7- Oops, paymen’s can’t be met, so, re-fi, then do it again, and again…
8- After a while, unsustainable housing prices are reached. Lenders get jittery. Interest rates go up instead of down.
9- The buyer is now, simply, SCREWED.
10- For an extra special garnish, add other human factors such as the desire to own a home (a basic human need– shelter), immigrant communities unfamiliar with the ups and downs of the U.S. housing/ real estate cycles, and unscrupulous lenders who push mortgages on the ill informed so they can make their commissions on those loans.
Things are so bad that even the heartless Bush regime has made a proposal to stem the tide of this foreclosure tsunami. While largely voluntary, the proposal does address some of the problem by preventing the resetting of all those loans to their usurious rates. Of course the only reason the Bushies are doing even this little is how bad Republicans would look without some action. Mortgages are already become a presidential campaign issue.

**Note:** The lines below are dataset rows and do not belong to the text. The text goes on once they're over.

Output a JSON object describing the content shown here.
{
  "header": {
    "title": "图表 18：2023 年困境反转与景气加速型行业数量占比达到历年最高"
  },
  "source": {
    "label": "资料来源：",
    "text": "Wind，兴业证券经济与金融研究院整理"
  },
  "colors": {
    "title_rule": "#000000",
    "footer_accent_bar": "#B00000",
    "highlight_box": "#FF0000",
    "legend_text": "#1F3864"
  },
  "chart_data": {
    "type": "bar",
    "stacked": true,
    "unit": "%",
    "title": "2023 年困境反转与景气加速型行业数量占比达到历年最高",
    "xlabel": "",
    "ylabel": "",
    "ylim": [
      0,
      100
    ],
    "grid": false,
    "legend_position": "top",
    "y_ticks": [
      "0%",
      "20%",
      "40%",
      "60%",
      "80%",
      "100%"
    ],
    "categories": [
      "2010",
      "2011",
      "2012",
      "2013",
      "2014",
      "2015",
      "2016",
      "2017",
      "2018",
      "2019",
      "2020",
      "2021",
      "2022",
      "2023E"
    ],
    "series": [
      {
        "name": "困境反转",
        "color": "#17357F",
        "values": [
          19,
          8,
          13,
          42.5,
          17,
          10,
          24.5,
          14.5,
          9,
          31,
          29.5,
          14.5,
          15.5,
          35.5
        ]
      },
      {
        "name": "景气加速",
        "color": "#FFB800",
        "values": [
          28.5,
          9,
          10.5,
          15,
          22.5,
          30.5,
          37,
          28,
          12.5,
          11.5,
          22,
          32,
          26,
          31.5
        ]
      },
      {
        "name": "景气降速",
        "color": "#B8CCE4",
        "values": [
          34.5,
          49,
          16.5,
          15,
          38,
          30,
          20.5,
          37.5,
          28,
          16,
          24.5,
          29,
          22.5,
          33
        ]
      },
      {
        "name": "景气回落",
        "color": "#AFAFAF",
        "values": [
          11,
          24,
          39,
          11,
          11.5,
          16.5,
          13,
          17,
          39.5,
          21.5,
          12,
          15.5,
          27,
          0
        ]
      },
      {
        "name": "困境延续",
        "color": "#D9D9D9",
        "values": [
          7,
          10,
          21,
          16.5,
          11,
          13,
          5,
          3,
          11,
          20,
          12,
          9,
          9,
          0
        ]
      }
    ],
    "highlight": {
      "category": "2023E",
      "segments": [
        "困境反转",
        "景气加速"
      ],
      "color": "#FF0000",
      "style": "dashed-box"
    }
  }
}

One thing to watch out for is the potential for the White House, and even Congress, taking measures that will “save” the financial industry from paying the price of its greed, but not helping individual borrowers. The key here is to keep people from losing their homes, credit, and often, life savings.

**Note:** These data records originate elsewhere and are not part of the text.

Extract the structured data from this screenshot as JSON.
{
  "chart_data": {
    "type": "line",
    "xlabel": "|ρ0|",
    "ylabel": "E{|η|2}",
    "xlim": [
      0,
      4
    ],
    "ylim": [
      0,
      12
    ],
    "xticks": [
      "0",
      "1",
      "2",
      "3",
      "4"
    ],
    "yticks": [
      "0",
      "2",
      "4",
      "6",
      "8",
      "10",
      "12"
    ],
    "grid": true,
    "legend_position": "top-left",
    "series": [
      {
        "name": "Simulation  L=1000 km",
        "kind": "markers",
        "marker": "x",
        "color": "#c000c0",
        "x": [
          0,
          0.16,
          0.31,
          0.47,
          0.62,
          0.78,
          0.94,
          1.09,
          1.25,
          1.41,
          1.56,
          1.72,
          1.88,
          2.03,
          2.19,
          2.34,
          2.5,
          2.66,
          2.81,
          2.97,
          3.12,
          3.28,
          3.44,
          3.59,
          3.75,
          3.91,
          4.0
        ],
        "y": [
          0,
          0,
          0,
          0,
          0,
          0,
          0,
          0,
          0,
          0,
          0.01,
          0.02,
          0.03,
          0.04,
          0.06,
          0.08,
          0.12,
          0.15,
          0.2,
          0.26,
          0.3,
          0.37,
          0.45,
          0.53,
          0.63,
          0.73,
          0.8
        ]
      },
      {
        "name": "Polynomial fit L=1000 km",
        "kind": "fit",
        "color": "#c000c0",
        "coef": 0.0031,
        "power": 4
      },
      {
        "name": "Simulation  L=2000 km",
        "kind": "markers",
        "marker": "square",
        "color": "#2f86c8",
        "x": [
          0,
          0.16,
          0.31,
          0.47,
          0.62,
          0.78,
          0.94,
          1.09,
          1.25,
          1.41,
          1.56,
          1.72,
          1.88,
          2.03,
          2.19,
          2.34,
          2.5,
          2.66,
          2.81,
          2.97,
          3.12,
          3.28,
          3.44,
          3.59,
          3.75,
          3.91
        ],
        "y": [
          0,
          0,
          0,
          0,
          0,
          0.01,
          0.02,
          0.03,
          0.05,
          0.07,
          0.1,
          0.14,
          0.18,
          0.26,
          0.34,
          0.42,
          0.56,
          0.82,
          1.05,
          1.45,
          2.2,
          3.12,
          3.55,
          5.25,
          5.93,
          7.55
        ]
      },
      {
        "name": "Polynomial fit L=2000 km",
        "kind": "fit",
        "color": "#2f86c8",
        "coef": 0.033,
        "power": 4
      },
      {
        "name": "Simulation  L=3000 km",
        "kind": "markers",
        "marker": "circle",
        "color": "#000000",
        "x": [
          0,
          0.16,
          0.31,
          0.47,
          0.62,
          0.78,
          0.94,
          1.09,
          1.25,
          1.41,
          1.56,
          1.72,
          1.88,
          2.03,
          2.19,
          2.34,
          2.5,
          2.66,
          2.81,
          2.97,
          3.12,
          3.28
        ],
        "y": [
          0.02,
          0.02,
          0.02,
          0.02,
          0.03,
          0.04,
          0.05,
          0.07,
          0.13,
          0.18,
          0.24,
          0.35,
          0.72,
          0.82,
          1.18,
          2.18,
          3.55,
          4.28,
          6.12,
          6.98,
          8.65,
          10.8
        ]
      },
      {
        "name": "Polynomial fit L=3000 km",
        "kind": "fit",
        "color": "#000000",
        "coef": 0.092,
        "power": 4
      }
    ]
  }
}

I think an investigation to uncover the most egregious loan sharks and their unsavory practices is called for. Then, a few heads, at least, should roll to act as a warning to any future lenders considering suckering the least able among us. A few prison terms for both the big fish and the local-loan-guys would be a good deterrent. This is no crime of passion, committed in the heat of the moment. It is base, conniving, money-grubbing at its worst.
The Armenian angle to all this is dual. People will lose their homes because many in our community fall into the categories of recent immigrant, lower income, and/or unfamiliar with the housing market. This will cause individual families pain. Perhaps the ARS and others ought to gear up to help out in some way. More interestingly, remittances to Armenia could decrease, hurting the country’s economy. How? The largest part of such remittances comes from those with immediate family in Armenia. They are the most recent arrivals in our community, and most susceptible to the fast talking loan sharks. If these families’ lose their “wealth,” or, more appropriately, false-cash-flow/income generated by the refinancing option, what funds will they send to Armenia?
Keep an eye on this, and let your Representatives and Senators, and even state legislators, know how you feel about the ripoff artists and their victims. You ought not pity the speculators though, they took a risk, and must pay the price.